One is to create the larger world map as a template only outlining cultural borders and geographical features then save it. Then taking the saved image cut out segments and load them into smaller maps then detail each one separately with appropriately scaled symbols and text. The weakness with this one is that when I zoom in closer on the map, even using the fractalise function, my coasts and borders tend to quickly look very unpleasant no matter how hard I try to detail them. They become a series of very straight lines, I suppose is what I am saying.
The other it to create each smaller map separately as a template, save them, then connect them altogether for the larger maps. The obvious weakness here is getting them all to line up appropriately. Also, it is a great deal more work.
Before I start down either path I was wondering if there might be a more simple method I am overlooking or one provided with in Campaign Cartographer itself? Or a way in the program to fix some of the problems I am mentioning. Thank you ahead of time.
I am attempting to create a series of maps for my campaign setting and CC3 is working rather well for this, but I have one minor problem. What I want is to have one big world map then more detailed maps for continents and regions. This is going to be a lot of work, but I am stalling on exactly how to implement it. There are two methods I can think of.

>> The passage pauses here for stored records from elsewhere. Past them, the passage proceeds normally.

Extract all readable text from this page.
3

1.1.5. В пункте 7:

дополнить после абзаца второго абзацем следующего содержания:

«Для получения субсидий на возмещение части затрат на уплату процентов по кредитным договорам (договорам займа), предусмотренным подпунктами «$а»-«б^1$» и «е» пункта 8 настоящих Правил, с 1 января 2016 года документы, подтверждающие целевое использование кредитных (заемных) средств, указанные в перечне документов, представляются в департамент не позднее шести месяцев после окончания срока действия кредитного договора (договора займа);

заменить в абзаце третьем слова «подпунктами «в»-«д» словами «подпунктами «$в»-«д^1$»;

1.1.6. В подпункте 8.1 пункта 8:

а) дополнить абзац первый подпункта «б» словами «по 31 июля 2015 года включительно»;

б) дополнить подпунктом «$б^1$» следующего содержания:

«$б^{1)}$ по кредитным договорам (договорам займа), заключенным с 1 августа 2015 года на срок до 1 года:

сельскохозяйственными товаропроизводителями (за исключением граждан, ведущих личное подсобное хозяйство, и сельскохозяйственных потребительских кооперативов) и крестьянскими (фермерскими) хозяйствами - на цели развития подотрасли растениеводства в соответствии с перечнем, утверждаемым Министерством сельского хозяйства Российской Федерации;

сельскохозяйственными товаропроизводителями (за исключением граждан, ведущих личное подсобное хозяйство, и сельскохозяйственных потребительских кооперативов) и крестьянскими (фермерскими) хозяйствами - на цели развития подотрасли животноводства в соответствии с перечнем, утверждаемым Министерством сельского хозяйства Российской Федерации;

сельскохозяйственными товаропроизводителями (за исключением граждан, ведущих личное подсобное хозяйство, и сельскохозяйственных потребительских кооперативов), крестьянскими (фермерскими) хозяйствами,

One is to create the larger world map as a template only outlining cultural borders and geographical features then save it. Then taking the saved image cut out segments and load them into smaller maps then detail each one separately with appropriately scaled symbols and text. The weakness with this one is that when I zoom in closer on the map, even using the fractalise function, my coasts and borders tend to quickly look very unpleasant no matter how hard I try to detail them. They become a series of very straight lines, I suppose is what I am saying.
The other it to create each smaller map separately as a template, save them, then connect them altogether for the larger maps. The obvious weakness here is getting them all to line up appropriately. Also, it is a great deal more work.

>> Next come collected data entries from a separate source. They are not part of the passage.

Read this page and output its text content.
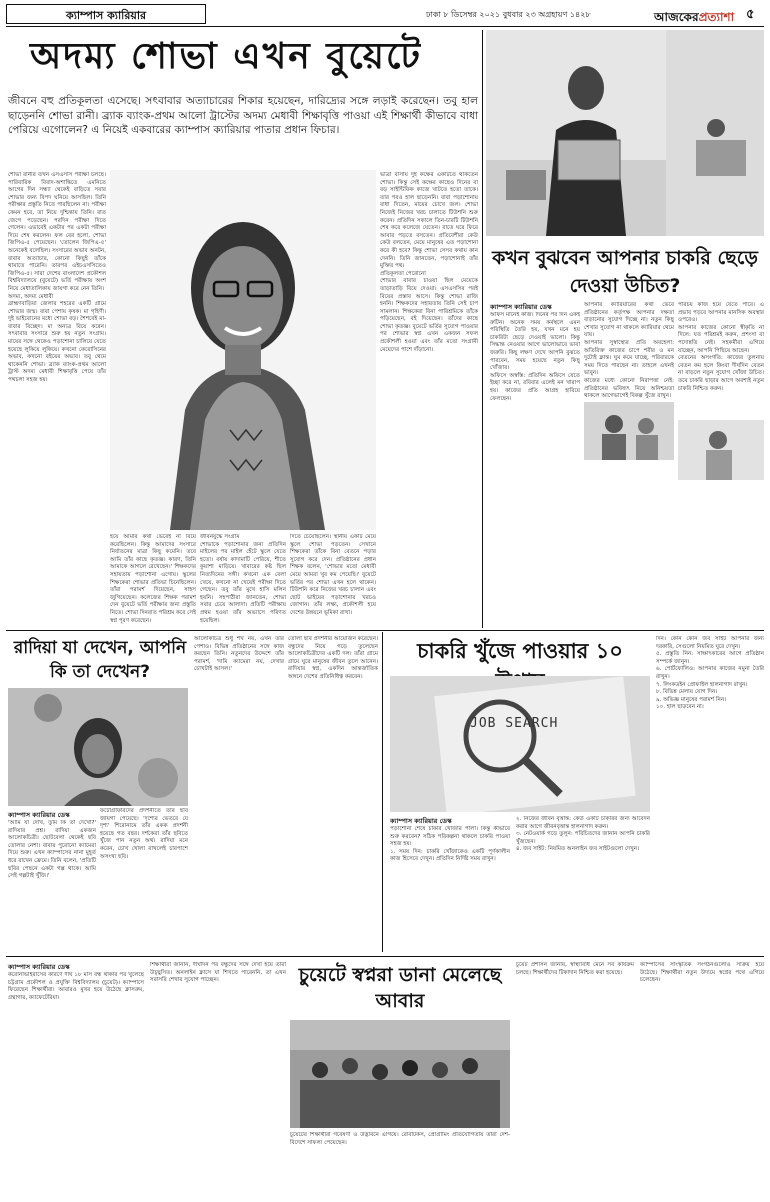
ক্যাম্পাস ক্যারিয়ার	ঢাকা ৮ ডিসেম্বর ২০২১ বুধবার ২৩ অগ্রহায়ণ ১৪২৮	আজকেরপ্রত্যাশা ৫
অদম্য শোভা এখন বুয়েটে
জীবনে বহু প্রতিকূলতা এসেছে। সৎবাবার অত্যাচারের শিকার হয়েছেন, দারিদ্র্যের সঙ্গে লড়াই করেছেন। তবু হাল ছাড়েননি শোভা রানী। ব্র্যাক ব্যাংক-প্রথম আলো ট্রাস্টের অদম্য মেধাবী শিক্ষাবৃত্তি পাওয়া এই শিক্ষার্থী কীভাবে বাধা পেরিয়ে এগোলেন? এ নিয়েই একবারের ক্যাম্পাস ক্যারিয়ার পাতার প্রধান ফিচার।
শোভা রানীর তখন এসএসসি পরীক্ষা চলছে। পারিবারিক বিবাদ-অশান্তিতে এমনিতে আগের দিন সন্ধ্যা থেকেই বাড়িতে সবার শোভার জন্য বিপদ ঘনিয়ে আসছিল। তিনি পরীক্ষার প্রস্তুতি নিতে পারছিলেন না। পরীক্ষা কেমন হবে, তা নিয়ে দুশ্চিন্তায় তিনি। রাত জেগে পড়েছেন। পরদিন পরীক্ষা দিতে গেলেন। এভাবেই একটার পর একটা পরীক্ষা দিয়ে শেষ করলেন। ফল বের হলো, শোভা জিপিএ-৫ পেয়েছেন। 'তোলেন জিপিএ-৫' অনেকেই বলেছিল। সংসারের অভাব অনটন, বাবার অত্যাচার, কোনো কিছুই তাঁকে থামাতে পারেনি। তারপর এইচএসসিতেও জিপিএ-৫। সারা দেশের বাংলাদেশ প্রকৌশল বিশ্ববিদ্যালয়ে (বুয়েটে) ভর্তি পরীক্ষায় অংশ নিয়ে মেধাতালিকায় জায়গা করে নেন তিনি।
অদম্য, অদম্য মেধাবী
ব্রাহ্মণবাড়িয়া জেলার শহরের একটি গ্রামে শোভার জন্ম। বাবা পেশায় কৃষক। মা গৃহিণী। দুই ভাইবোনের মধ্যে শোভা বড়। শৈশবেই মা-বাবার বিচ্ছেদ। মা অন্যত্র বিয়ে করেন। সৎবাবার সংসারে শুরু হয় নতুন সংগ্রাম। মায়ের সঙ্গে থেকেও পড়াশোনা চালিয়ে যেতে হয়েছে লুকিয়ে লুকিয়ে। কখনো কেরোসিনের অভাব, কখনো বইয়ের অভাব। তবু থেমে থাকেননি শোভা। ব্র্যাক ব্যাংক-প্রথম আলো ট্রাস্ট অদম্য মেধাবী শিক্ষাবৃত্তি পেয়ে তাঁর পথচলা সহজ হয়।
ভাত্রা বাসায় দুই কক্ষের একটিতে থাকতেন শোভা। কিন্তু সেই কক্ষের কাছেও দিনের বা বড় সাইন্টিফিক কাজে খাটতে হতো তাকে। তার পরও হাল ছাড়েননি। বাবা পড়াশোনায় বাধা দিতেন, মায়ের চোখে জল। শোভা নিজেই নিজের খরচ চালাতে টিউশনি শুরু করেন। প্রতিদিন সকালে তিন-চারটি টিউশনি শেষ করে কলেজে যেতেন। রাতে ঘরে ফিরে আবার পড়তে বসতেন। প্রতিবেশীরা কেউ কেউ বলতেন, মেয়ে মানুষের এত পড়াশোনা করে কী হবে? কিন্তু শোভা সেসব কথায় কান দেননি। তিনি জানতেন, পড়াশোনাই তাঁর মুক্তির পথ।
প্রতিকূলতা পেরোনো
শোভার বাবার চাওয়া ছিল মেয়েকে তাড়াতাড়ি বিয়ে দেওয়া। এসএসসির পরই বিয়ের প্রস্তাব আসে। কিন্তু শোভা রাজি হননি। শিক্ষকদের সহায়তায় তিনি সেই চাপ সামলান। শিক্ষকেরা বিনা পারিশ্রমিকে তাঁকে পড়িয়েছেন, বই দিয়েছেন। তাঁদের কাছে শোভা কৃতজ্ঞ। বুয়েটে ভর্তির সুযোগ পাওয়ার পর শোভার স্বপ্ন এখন একজন সফল প্রকৌশলী হওয়া এবং তাঁর মতো সংগ্রামী মেয়েদের পাশে দাঁড়ানো।
হয়ে আমার কথা ভেবেই না বিয়ে করেছিলেন। কিন্তু আমাদের সংসারে নির্যাতনের মাত্রা কিছু কমেনি। তবে আমি তাঁর কাছে কৃতজ্ঞ। কারণ, তিনি আমাকে আগলে রেখেছেন।' শিক্ষকদের সহায়তায় পড়াশোনা এগোয়। স্কুলের শিক্ষকেরা শোভার প্রতিভা চিনেছিলেন। তাঁরা পরামর্শ দিয়েছেন, সাহস জুগিয়েছেন। কলেজের শিক্ষক পরামর্শ দেন বুয়েটে ভর্তি পরীক্ষার জন্য প্রস্তুতি নিতে। শোভা দিনরাত পরিশ্রম করে সেই স্বপ্ন পূরণ করেছেন।
জীবনযুদ্ধে সংগ্রাম
শোভাকে পড়াশোনার জন্য প্রতিদিন মাইলের পর মাইল হেঁটে স্কুলে যেতে হতো। বর্ষায় কাদামাটি পেরিয়ে, শীতে কুয়াশা মাড়িয়ে। খাবারের কষ্ট ছিল নিত্যদিনের সঙ্গী। কখনো এক বেলা খেয়ে, কখনো না খেয়েই পরীক্ষা দিতে গেছেন। তবু তাঁর মুখে হাসি মলিন হয়নি। সহপাঠীরা জানতেন, শোভা সবার চেয়ে আলাদা। প্রতিটি পরীক্ষায় প্রথম হওয়া তাঁর অভ্যাসে পরিণত হয়েছিল।
দিতে চেয়েছিলেন। স্থানীয় একটি মেয়ে স্কুলে শোভা পড়তেন। সেখানে শিক্ষকেরা তাঁকে বিনা বেতনে পড়ার সুযোগ করে দেন। প্রতিষ্ঠানের প্রধান শিক্ষক বলেন, 'শোভার মতো মেধাবী মেয়ে আমরা খুব কম পেয়েছি।' বুয়েটে ভর্তির পর শোভা এখন হলে থাকেন। টিউশনি করে নিজের খরচ চালান এবং ছোট ভাইয়ের পড়াশোনার খরচও জোগান। তাঁর লক্ষ্য, প্রকৌশলী হয়ে দেশের উন্নয়নে ভূমিকা রাখা।
কখন বুঝবেন আপনার চাকরি ছেড়ে দেওয়া উচিত?
ক্যাম্পাস ক্যারিয়ার ডেস্ক
অফিস মানেই কাজ। দিনের পর দিন একই রুটিন। অনেক সময় কর্মস্থলে এমন পরিস্থিতি তৈরি হয়, যখন মনে হয় চাকরিটা ছেড়ে দেওয়াই ভালো। কিন্তু সিদ্ধান্ত নেওয়ার আগে ভালোভাবে ভাবা জরুরি। কিছু লক্ষণ দেখে আপনি বুঝতে পারবেন, সময় হয়েছে নতুন কিছু খোঁজার।
অফিসে অস্বস্তি: প্রতিদিন অফিসে যেতে ইচ্ছা করে না, রবিবার এলেই মন খারাপ হয়। কাজের প্রতি আগ্রহ হারিয়ে ফেলছেন।
আপনার ক্যারিয়ারের কথা ভেবে প্রতিষ্ঠানের কর্তৃপক্ষ আপনার দক্ষতা বাড়ানোর সুযোগ দিচ্ছে না। নতুন কিছু শেখার সুযোগ না থাকলে ক্যারিয়ার থেমে যায়।
আপনার সুস্বাস্থ্যের প্রতি অবহেলা: অতিরিক্ত কাজের চাপে শরীর ও মন দুটোই ক্লান্ত। ঘুম কমে যাচ্ছে, পরিবারকে সময় দিতে পারছেন না। তাহলে এখনই ভাবুন।
কাজের মধ্যে কোনো নিরাপত্তা নেই: প্রতিষ্ঠানের ভবিষ্যৎ নিয়ে অনিশ্চয়তা থাকলে আগেভাগেই বিকল্প খুঁজে রাখুন।
পরিচয় কাজ হয়ে যেতে পারে। এ প্রভাব পড়বে আপনার মানসিক অবস্থার ওপরেও।
আপনার কাজের কোনো স্বীকৃতি না দিলে: যত পরিশ্রমই করুন, প্রশংসা বা পদোন্নতি নেই। সহকর্মীরা এগিয়ে যাচ্ছেন, আপনি পিছিয়ে আছেন।
বেতনের অসংগতি: কাজের তুলনায় বেতন কম হলে কিংবা দীর্ঘদিন বেতন না বাড়লে নতুন সুযোগ খোঁজা উচিত। তবে চাকরি ছাড়ার আগে অবশ্যই নতুন চাকরি নিশ্চিত করুন।
রাদিয়া যা দেখেন, আপনি কি তা দেখেন?
ক্যাম্পাস ক্যারিয়ার ডেস্ক
'আমি যা দেখি, তুমি কি তা দেখো?' রাদিয়ার প্রশ্ন। রাদিয়া একজন আলোকচিত্রী। ছোটবেলা থেকেই ছবি তোলার নেশা। বাবার পুরোনো ক্যামেরা দিয়ে শুরু। এখন ক্যাম্পাসের নানা মুহূর্ত ধরে রাখেন ফ্রেমে। তিনি বলেন, 'প্রতিটি ছবির পেছনে একটা গল্প থাকে। আমি সেই গল্পটাই খুঁজি।'
ফটোগ্রাফারদের প্রদর্শনীতে তাঁর ছবি জায়গা পেয়েছে। 'দৃশ্যের ভেতরে যে দৃশ্য' শিরোনামে তাঁর একক প্রদর্শনী হয়েছে গত বছর। দর্শকেরা তাঁর ছবিতে খুঁজে পান নতুন অর্থ। রাদিয়া মনে করেন, চোখ খোলা রাখলেই চারপাশে অসংখ্য ছবি।
আলোকচিত্র শুধু শখ নয়, এখন তাঁর পেশাও। বিভিন্ন প্রতিষ্ঠানের সঙ্গে কাজ করছেন তিনি। নতুনদের উদ্দেশে তাঁর পরামর্শ, 'দামি ক্যামেরা নয়, দেখার চোখটাই আসল।'
তোলা ছবি প্রদর্শনীর আয়োজন করেছেন। বন্ধুদের নিয়ে গড়ে তুলেছেন আলোকচিত্রীদের একটি দল। তাঁরা গ্রামে গ্রামে ঘুরে মানুষের জীবন তুলে আনেন। রাদিয়ার স্বপ্ন, একদিন আন্তর্জাতিক অঙ্গনে দেশের প্রতিনিধিত্ব করবেন।
চাকরি খুঁজে পাওয়ার ১০
JOB SEARCH
ক্যাম্পাস ক্যারিয়ার ডেস্ক
পড়াশোনা শেষে চাকরি খোঁজার পালা। কিন্তু কীভাবে শুরু করবেন? সঠিক পরিকল্পনা থাকলে চাকরি পাওয়া সহজ হয়।
১. সময় দিন: চাকরি খোঁজাকেও একটি পূর্ণকালীন কাজ হিসেবে দেখুন। প্রতিদিন নির্দিষ্ট সময় রাখুন।
২. নিজের জীবন বৃত্তান্ত: কেউ একটি চাকরির জন্য আবেদন করার আগে জীবনবৃত্তান্ত হালনাগাদ করুন।
৩. নেটওয়ার্ক গড়ে তুলুন: পরিচিতদের জানান আপনি চাকরি খুঁজছেন।
৪. জব সাইট: নিয়মিত অনলাইন জব সাইটগুলো দেখুন।
দিন। কোন কোন জব সাইট আপনার জন্য দরকারি, সেগুলো নিয়মিত ঘুরে দেখুন।
৫. প্রস্তুতি নিন: সাক্ষাৎকারের আগে প্রতিষ্ঠান সম্পর্কে জানুন।
৬. পোর্টফোলিও: আপনার কাজের নমুনা তৈরি রাখুন।
৭. লিংকডইন প্রোফাইল হালনাগাদ রাখুন।
৮. বিভিন্ন মেলায় যোগ দিন।
৯. অভিজ্ঞ মানুষের পরামর্শ নিন।
১০. হাল ছাড়বেন না।
ক্যাম্পাস ক্যারিয়ার ডেস্ক
করোনাভাইরাসের কারণে দীর্ঘ ১৮ মাস বন্ধ থাকার পর খুলেছে চট্টগ্রাম প্রকৌশল ও প্রযুক্তি বিশ্ববিদ্যালয় (চুয়েট)। ক্যাম্পাসে ফিরেছেন শিক্ষার্থীরা। আবারও মুখর হয়ে উঠেছে ক্লাসরুম, গ্রন্থাগার, ক্যাফেটেরিয়া।
শিক্ষার্থীরা জানান, দীর্ঘদিন পর বন্ধুদের সঙ্গে দেখা হয়ে তাঁরা উচ্ছ্বসিত। অনলাইন ক্লাসে যা শিখতে পারেননি, তা এখন সরাসরি শেখার সুযোগ পাচ্ছেন।	চুয়েটে স্বপ্নরা ডানা মেলেছে আবার
চুয়েটের শিক্ষার্থীরা গবেষণা ও উদ্ভাবনে এগিয়ে। রোবটিকস, প্রোগ্রামিং প্রতিযোগিতায় তাঁরা দেশ-বিদেশে সাফল্য পেয়েছেন।
চুয়েট প্রশাসন জানায়, স্বাস্থ্যবিধি মেনে সব কার্যক্রম চলছে। শিক্ষার্থীদের টিকাদান নিশ্চিত করা হয়েছে।
ক্যাম্পাসের সাংস্কৃতিক সংগঠনগুলোও সক্রিয় হয়ে উঠেছে। শিক্ষার্থীরা নতুন উদ্যমে স্বপ্নের পথে এগিয়ে চলেছেন।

Before I start down either path I was wondering if there might be a more simple method I am overlooking or one provided with in Campaign Cartographer itself? Or a way in the program to fix some of the problems I am mentioning. Thank you ahead of time.
Comments
Be aware that your larger scale map must be less detailed than your smaller scale maps - not just for file sizes (modern computers can work with some very large files) but for simple legibility.
If you're going to work from the top down (world first, then region, area, etc) you can trim the area you want to develop, or just a part of it, to use as a guide for more details. Yes, you will have to redraw coastlines and borders in more detail.

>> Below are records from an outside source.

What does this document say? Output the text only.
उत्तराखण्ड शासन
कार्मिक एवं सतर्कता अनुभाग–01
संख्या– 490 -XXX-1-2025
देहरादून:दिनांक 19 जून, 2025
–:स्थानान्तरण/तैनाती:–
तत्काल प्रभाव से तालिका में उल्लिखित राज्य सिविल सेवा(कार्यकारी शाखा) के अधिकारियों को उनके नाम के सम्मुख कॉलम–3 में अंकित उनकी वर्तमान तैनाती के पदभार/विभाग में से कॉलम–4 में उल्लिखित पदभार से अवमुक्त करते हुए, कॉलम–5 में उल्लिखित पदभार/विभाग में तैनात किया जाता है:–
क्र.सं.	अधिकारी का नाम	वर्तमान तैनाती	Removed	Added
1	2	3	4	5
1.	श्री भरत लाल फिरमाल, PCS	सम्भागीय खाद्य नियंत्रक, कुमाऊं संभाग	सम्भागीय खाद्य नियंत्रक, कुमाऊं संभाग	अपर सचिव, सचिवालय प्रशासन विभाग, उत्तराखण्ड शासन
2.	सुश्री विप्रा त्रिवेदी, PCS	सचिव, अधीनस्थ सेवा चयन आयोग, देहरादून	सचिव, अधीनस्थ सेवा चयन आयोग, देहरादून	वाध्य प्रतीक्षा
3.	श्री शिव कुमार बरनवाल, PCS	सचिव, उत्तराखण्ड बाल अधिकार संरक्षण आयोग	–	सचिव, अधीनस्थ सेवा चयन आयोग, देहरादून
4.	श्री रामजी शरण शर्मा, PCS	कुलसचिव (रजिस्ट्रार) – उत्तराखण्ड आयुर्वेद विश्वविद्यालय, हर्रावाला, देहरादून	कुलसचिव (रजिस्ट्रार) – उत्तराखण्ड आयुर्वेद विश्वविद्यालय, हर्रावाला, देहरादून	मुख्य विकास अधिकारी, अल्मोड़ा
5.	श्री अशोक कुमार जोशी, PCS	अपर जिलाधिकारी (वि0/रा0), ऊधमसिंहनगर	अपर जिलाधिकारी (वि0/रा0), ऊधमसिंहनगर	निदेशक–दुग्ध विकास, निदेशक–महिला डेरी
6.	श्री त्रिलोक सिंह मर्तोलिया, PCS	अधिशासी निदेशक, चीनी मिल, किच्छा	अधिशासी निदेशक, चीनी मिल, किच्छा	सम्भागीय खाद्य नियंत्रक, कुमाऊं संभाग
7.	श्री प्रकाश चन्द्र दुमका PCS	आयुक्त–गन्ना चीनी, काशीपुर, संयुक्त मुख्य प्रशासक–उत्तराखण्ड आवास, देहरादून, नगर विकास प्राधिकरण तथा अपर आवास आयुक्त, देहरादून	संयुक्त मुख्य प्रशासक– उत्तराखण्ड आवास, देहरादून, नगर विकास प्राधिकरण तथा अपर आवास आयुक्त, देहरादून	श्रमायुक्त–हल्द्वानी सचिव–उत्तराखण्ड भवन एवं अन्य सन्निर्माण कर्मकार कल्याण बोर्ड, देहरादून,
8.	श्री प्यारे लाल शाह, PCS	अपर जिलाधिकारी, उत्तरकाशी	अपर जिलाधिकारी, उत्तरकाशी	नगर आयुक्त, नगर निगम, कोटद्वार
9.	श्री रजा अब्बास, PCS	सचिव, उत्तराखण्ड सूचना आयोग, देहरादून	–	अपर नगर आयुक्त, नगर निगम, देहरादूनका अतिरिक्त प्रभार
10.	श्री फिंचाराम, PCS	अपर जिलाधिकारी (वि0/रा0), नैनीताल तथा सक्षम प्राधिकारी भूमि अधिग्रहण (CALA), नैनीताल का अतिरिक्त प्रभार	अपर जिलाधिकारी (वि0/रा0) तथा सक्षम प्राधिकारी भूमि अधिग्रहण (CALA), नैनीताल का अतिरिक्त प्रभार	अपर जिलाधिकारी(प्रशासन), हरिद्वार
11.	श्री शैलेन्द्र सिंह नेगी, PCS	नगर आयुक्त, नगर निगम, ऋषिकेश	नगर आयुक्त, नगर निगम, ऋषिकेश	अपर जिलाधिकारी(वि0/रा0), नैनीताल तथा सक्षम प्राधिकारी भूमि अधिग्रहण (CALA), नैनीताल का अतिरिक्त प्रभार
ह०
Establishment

The way I'd do it would be to choose what I wanted to carry to the new map (don't need symbols, except maybe settlement locations, do need coasts, rivers, contours, borders, roads...). Freeze all layers. Thaw the layers with stuff you want to keep. Then copy all with origin 0,0. Stuff from the frozen layers won't be copied.
Start a new map, paste everything in, at origin 0,0 and scale 1. Draw a box around the area you want to focus on, and trim the entities to it. Zoom extents to make sure you've deleted everything outside your box. If you haven't, you can use the erase tool with area select to pick up stragglers.
(Call me overcautious, but I will NOT do the cropping and trimming on a large scale map I've worked on for ages - I always do it on the new map.)
Then select everything and move. Click the endpoint of the box corner for origin, and type 0,0 for the desination. Edit properties, select everything, turn the colour something outrageous (Profantasy like purple, and most of us have picked that habit up) and move everything to a layer called temporary. These are now your guides for drawing more detailed lines.
Going from the bottom up, copy what you want, paste it into a larger scale template and redraw. You can tie several maps together with the move tool if you want, but because you're going to redraw, you don't have to make it match up perfectly.